Hiccough İle İlgili Cümleler İngilizce Cümle İçinde Kullanımı
Hiccough (Çıkan İnleme, Hıçkırık)
Hiccough, genellikle nefes borusu ve yemek borusu arasındaki kasların aniden kasılması nedeniyle oluşan ve tekrarlayan bir ses çıkarmanın yanı sıra göğüs ağrısı, mide ağrısı, hırıltı ve terlemeye neden olan bir durumdur.
- I get hiccoughs every time I drink carbonated beverages. (Her gazlı içecek içtiğimde hıçkırırım.)
- She had a terrible hiccough and couldn’t stop for minutes. (O korkunç bir hıçkırık krizi geçirdi ve dakikalarca durduramadı.)
- Hiccoughs can be caused by eating too quickly. (Hıçkırıklar hızlı yemek yeme nedeniyle olabilir.)
- He drank a glass of water to get rid of the hiccough. (Hıçkırıktan kurtulmak için bir bardak su içti.)
- Her hiccoughs were so loud that they echoed in the room. (Onun hıçkırıkları o kadar yüksek ki, odada yankılanıyorlar.)
- The baby’s hiccoughs kept waking her up throughout the night. (Bebeğin hıçkırıkları tüm gece onu uyandırdı.)
- Hiccoughs can be a symptom of acid reflux. (Hıçkırıklar asit reflüsünün bir belirtisi olabilir.)
- I tried all the remedies but nothing worked to stop my hiccough. (Tüm çarelere başvurdum ama hıçkırığımı durdurmak için hiçbir şey işe yaramadı.)
- Hiccoughs are caused by a spasm of the diaphragm muscle. (Hıçkırıklar diyafram kasının spazmı nedeniyle oluşur.)
- Her hiccoughs were so violent that she started to feel dizzy. (Onun hıçkırıkları o kadar şiddetliydi ki başı dönmeye başladı.)
- He tried holding his breath to get rid of the hiccoughs, but it didn’t work. (Hıçkırıklardan kurtulmak için nefesini tutmayı denedi ama işe yaramadı.)
- Hiccoughs can be a sign of dehydration. (Hıçkırıklar dehidrasyonun bir belirtisi olabilir.)
- She had a hiccough during her presentation, which made her feel embarrassed. (Sunum sırasında hıçkırık krizi geçirdi, bu da onu utanç verici hissettirdi.)
- Drinking water upside down is a common remedy for hiccoughs. (Su ters döndürülerek içmek hıçkırıklar için yaygın bir çaredir.)
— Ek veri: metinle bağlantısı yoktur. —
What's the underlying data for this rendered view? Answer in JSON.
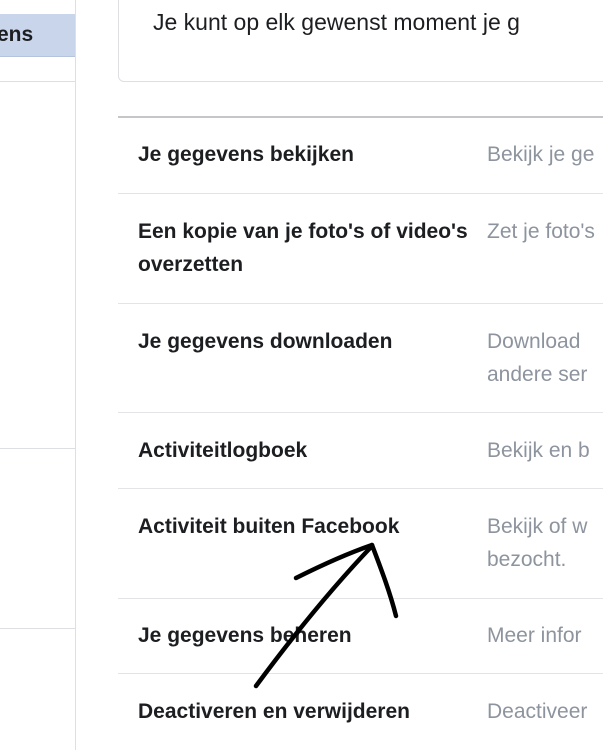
{
  "sidebar": {
    "active_item_label": "ens"
  },
  "info": {
    "text": "Je kunt op elk gewenst moment je g"
  },
  "settings": {
    "rows": [
      {
        "title": "Je gegevens bekijken",
        "desc": "Bekijk je ge"
      },
      {
        "title": "Een kopie van je foto's of video's overzetten",
        "desc": "Zet je foto's"
      },
      {
        "title": "Je gegevens downloaden",
        "desc": "Download andere ser"
      },
      {
        "title": "Activiteitlogboek",
        "desc": "Bekijk en b"
      },
      {
        "title": "Activiteit buiten Facebook",
        "desc": "Bekijk of w bezocht."
      },
      {
        "title": "Je gegevens beheren",
        "desc": "Meer infor"
      },
      {
        "title": "Deactiveren en verwijderen",
        "desc": "Deactiveer"
      }
    ]
  },
  "annotation": {
    "color": "#000000"
  }
}
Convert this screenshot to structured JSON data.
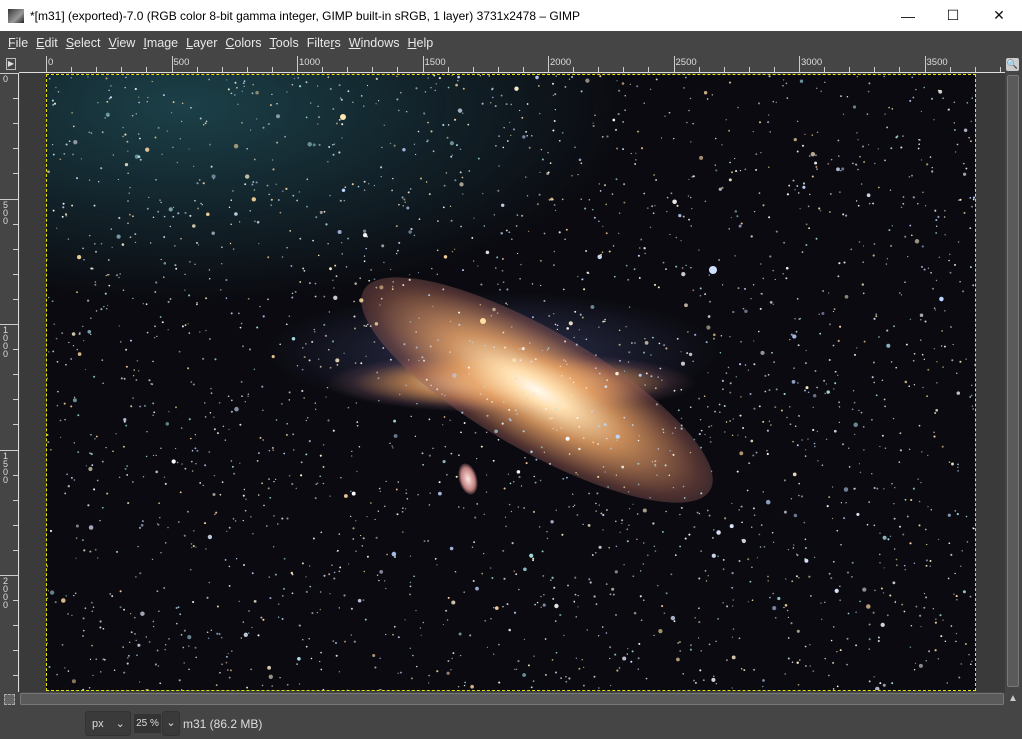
{
  "window": {
    "title": "*[m31] (exported)-7.0 (RGB color 8-bit gamma integer, GIMP built-in sRGB, 1 layer) 3731x2478 – GIMP",
    "minimize": "—",
    "maximize": "☐",
    "close": "✕"
  },
  "menu": [
    {
      "key": "F",
      "rest": "ile"
    },
    {
      "key": "E",
      "rest": "dit"
    },
    {
      "key": "S",
      "rest": "elect"
    },
    {
      "key": "V",
      "rest": "iew"
    },
    {
      "key": "I",
      "rest": "mage"
    },
    {
      "key": "L",
      "rest": "ayer"
    },
    {
      "key": "C",
      "rest": "olors"
    },
    {
      "key": "T",
      "rest": "ools"
    },
    {
      "pre": "Filte",
      "key": "r",
      "rest": "s"
    },
    {
      "key": "W",
      "rest": "indows"
    },
    {
      "key": "H",
      "rest": "elp"
    }
  ],
  "rulers": {
    "horizontal": [
      "0",
      "500",
      "1000",
      "1500",
      "2000",
      "2500",
      "3000",
      "3500"
    ],
    "vertical": [
      "0",
      "500",
      "1000",
      "1500",
      "2000"
    ]
  },
  "status": {
    "unit": "px",
    "zoom": "25 %",
    "info": "m31 (86.2 MB)"
  },
  "icons": {
    "unit_dropdown": "chevron-down-icon",
    "zoom_dropdown": "chevron-down-icon"
  }
}
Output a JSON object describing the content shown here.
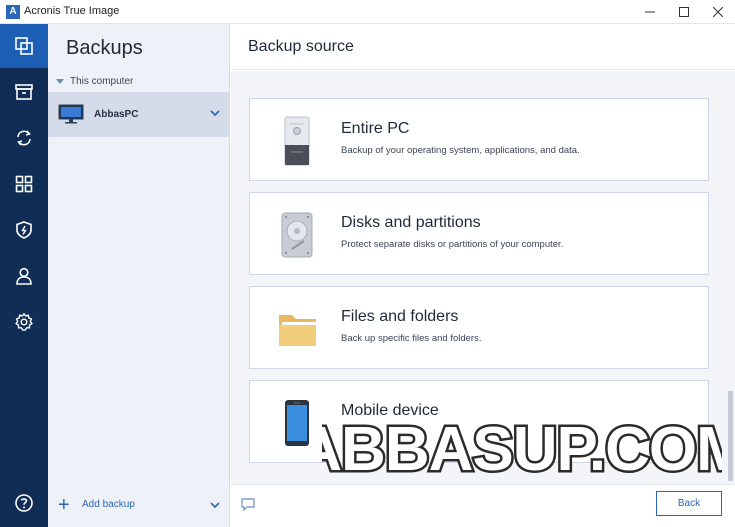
{
  "window": {
    "title": "Acronis True Image",
    "logo_letter": "A",
    "minimize_icon": "minimize-icon",
    "maximize_icon": "maximize-icon",
    "close_icon": "close-icon"
  },
  "rail": {
    "items": [
      {
        "icon": "backup-copy-icon",
        "active": true
      },
      {
        "icon": "archive-icon",
        "active": false
      },
      {
        "icon": "sync-icon",
        "active": false
      },
      {
        "icon": "tools-grid-icon",
        "active": false
      },
      {
        "icon": "shield-icon",
        "active": false
      },
      {
        "icon": "account-icon",
        "active": false
      },
      {
        "icon": "settings-icon",
        "active": false
      }
    ],
    "help_icon": "help-icon"
  },
  "panel": {
    "title": "Backups",
    "group_label": "This computer",
    "pc_name": "AbbasPC",
    "add_backup": "Add backup"
  },
  "main": {
    "title": "Backup source",
    "options": [
      {
        "title": "Entire PC",
        "desc": "Backup of your operating system, applications, and data.",
        "icon": "pc-tower-icon"
      },
      {
        "title": "Disks and partitions",
        "desc": "Protect separate disks or partitions of your computer.",
        "icon": "hard-disk-icon"
      },
      {
        "title": "Files and folders",
        "desc": "Back up specific files and folders.",
        "icon": "folder-icon"
      },
      {
        "title": "Mobile device",
        "desc": "",
        "icon": "mobile-phone-icon"
      }
    ],
    "back_label": "Back"
  },
  "watermark": {
    "text": "ABBASUP.COM"
  },
  "colors": {
    "rail_bg": "#0f2d55",
    "rail_active": "#1d5fb4",
    "accent": "#2a66b8",
    "panel_bg": "#eef1f7",
    "selected_row": "#d4dcea"
  }
}
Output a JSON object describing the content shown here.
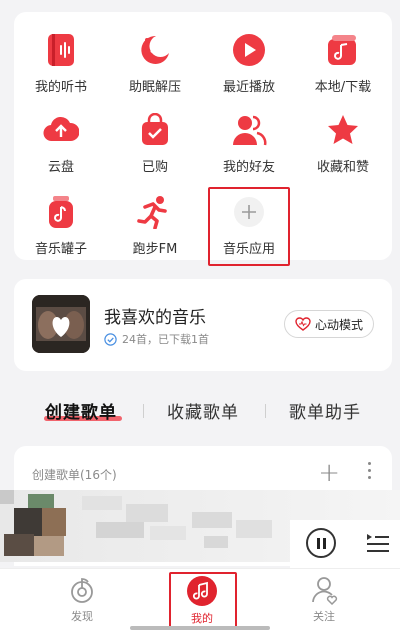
{
  "grid": {
    "items": [
      {
        "label": "我的听书",
        "icon": "book-audio-icon"
      },
      {
        "label": "助眠解压",
        "icon": "moon-icon"
      },
      {
        "label": "最近播放",
        "icon": "play-circle-icon"
      },
      {
        "label": "本地/下载",
        "icon": "music-note-icon"
      },
      {
        "label": "云盘",
        "icon": "cloud-upload-icon"
      },
      {
        "label": "已购",
        "icon": "shopping-bag-icon"
      },
      {
        "label": "我的好友",
        "icon": "friends-icon"
      },
      {
        "label": "收藏和赞",
        "icon": "star-icon"
      },
      {
        "label": "音乐罐子",
        "icon": "music-jar-icon"
      },
      {
        "label": "跑步FM",
        "icon": "running-icon"
      },
      {
        "label": "音乐应用",
        "icon": "plus-icon"
      }
    ]
  },
  "favorite": {
    "title": "我喜欢的音乐",
    "subtitle": "24首，已下载1首",
    "heart_mode_label": "心动模式"
  },
  "tabs": [
    {
      "label": "创建歌单",
      "active": true
    },
    {
      "label": "收藏歌单",
      "active": false
    },
    {
      "label": "歌单助手",
      "active": false
    }
  ],
  "playlists": {
    "header": "创建歌单(16个)",
    "add_label": "+"
  },
  "bottom_nav": [
    {
      "label": "发现",
      "icon": "discover-icon",
      "active": false
    },
    {
      "label": "我的",
      "icon": "music-note-icon",
      "active": true
    },
    {
      "label": "关注",
      "icon": "follow-icon",
      "active": false
    }
  ],
  "colors": {
    "accent": "#e0232e",
    "icon_red": "#ee3a43"
  }
}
- Hiccoughs can sometimes be caused by stress or anxiety. (Hıçkırıklar bazen stres veya anksiyete nedeniyle oluşabilir.)
- She had hiccoughs that lasted for hours, and nothing
seemed to make them go away. (Saatlerce süren hıçkırıkları vardı ve hiçbir şey onları geçirmiyor gibi görünüyordu.)
17. He tried drinking a spoonful of sugar to cure his hiccoughs, but it didn’t work. (Hıçkırıklarını iyileştirmek için bir kaşık şeker içmeyi denedi ama işe yaramadı.)
- Hiccoughs can be a side effect of some medications. (Hıçkırıklar bazı ilaçların yan etkisi olabilir.)
- The hiccoughs made it difficult for her to have a conversation with her friend. (Hıçkırıklar arkadaşıyla konuşmasını zorlaştırdı.)
- He felt relieved when his hiccoughs finally stopped after several minutes. (Hıçkırıkları sonunda birkaç dakika sonra durduğunda rahatlamış hissetti.)